Brian Candler B.Candler at pobox.com
Fri Jun 20 09:29:55 CEST 2008

Note: "permalinks" may not be as permanent as we would like,
direct links of old sources may well be a few messages off.

On Thu, Jun 19, 2008 at 08:26:08PM +0100, Lee Christie wrote:
> Plan B
> ------
> Take the 11TB array (/dev/sdb) and create a single partition on it.
> Create a single VolumeGroup from /dev/sdb1.
> Create 8 LogicalVolumes from the VolumeGroup
> Use drbd to replicate each LogVol onto the second node.
> Format each /dev/drbd[x] with reiserfs
> Advantages :
> + if drbd were to corrupt or suffer issue, perhaps that issue would be
> limited to one partition ?

+ you can move each resource's primary independently between the two
servers. This gives you the possibility of "live-live" operation, i.e. some
volumes served from one side, and some from the other, and to migrate them.

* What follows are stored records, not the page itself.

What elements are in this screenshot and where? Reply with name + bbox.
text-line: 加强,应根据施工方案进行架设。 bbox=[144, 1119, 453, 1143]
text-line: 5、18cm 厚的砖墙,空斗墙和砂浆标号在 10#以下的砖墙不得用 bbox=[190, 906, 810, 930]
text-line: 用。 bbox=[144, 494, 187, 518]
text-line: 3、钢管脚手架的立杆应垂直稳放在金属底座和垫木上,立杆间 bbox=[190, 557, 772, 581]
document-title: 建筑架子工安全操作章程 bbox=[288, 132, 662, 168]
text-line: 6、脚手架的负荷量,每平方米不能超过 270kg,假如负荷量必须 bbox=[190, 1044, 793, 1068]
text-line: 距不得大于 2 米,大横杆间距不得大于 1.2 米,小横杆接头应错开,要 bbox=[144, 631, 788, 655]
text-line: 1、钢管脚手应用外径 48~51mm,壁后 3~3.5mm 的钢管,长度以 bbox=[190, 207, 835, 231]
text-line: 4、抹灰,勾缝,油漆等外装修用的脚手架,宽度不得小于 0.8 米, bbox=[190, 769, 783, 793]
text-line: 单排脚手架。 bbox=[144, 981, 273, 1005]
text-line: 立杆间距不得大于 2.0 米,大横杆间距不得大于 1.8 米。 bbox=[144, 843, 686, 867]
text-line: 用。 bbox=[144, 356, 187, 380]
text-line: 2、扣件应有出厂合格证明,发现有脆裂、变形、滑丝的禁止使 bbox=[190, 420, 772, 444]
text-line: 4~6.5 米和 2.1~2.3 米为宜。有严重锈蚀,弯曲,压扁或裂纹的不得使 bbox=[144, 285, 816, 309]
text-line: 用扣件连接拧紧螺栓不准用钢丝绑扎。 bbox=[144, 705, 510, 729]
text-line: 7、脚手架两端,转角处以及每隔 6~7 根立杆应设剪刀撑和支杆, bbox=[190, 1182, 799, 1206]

Whether this is useful to you or not depends on your application. It's
particularly useful if sharing volumes via iSCSI or NFS, or using them as
backing for virtual machines.

Aside: make sure you're happy with your decision to use reiserfs. My
employer suffered catastrophic data loss with reiserfs before, and doesn't
use it any more. You do also realise that the author may be somewhat
difficult to contact? :-)

But I don't want to restart the old "reiserfs vs everything else" debate. I
know there are plenty of people who use reiserfs happily who haven't
suffered data loss, presumably including you. Just be aware that there *are*
reports from a significant minority who have, and you should consider this
in your risk/benefit analysis. If your application's workload profile is one
that reiserfs performs very well on, this may outweigh the possibility of
corruption. Also, given that you have 8 volumes, restoring 1/8th of your
data may be acceptable.

>From the other side: although ext3 is robust, you should be aware that LVM
doesn't implement write barriers, negating the ability of ext3's journal to
prevent filesystem corruption. There is recent work underway to improve this
situation, but if you're using a stock distro kernel I don't think it will
be in there. See http://lwn.net/Articles/283161/ - there's a link from there
to a repeatable way to demonstrate corruption. Also

The lack of write barriers might also impact the integrity of reiserfs on
LVM - or it might be designed to cope without them - I really don't know.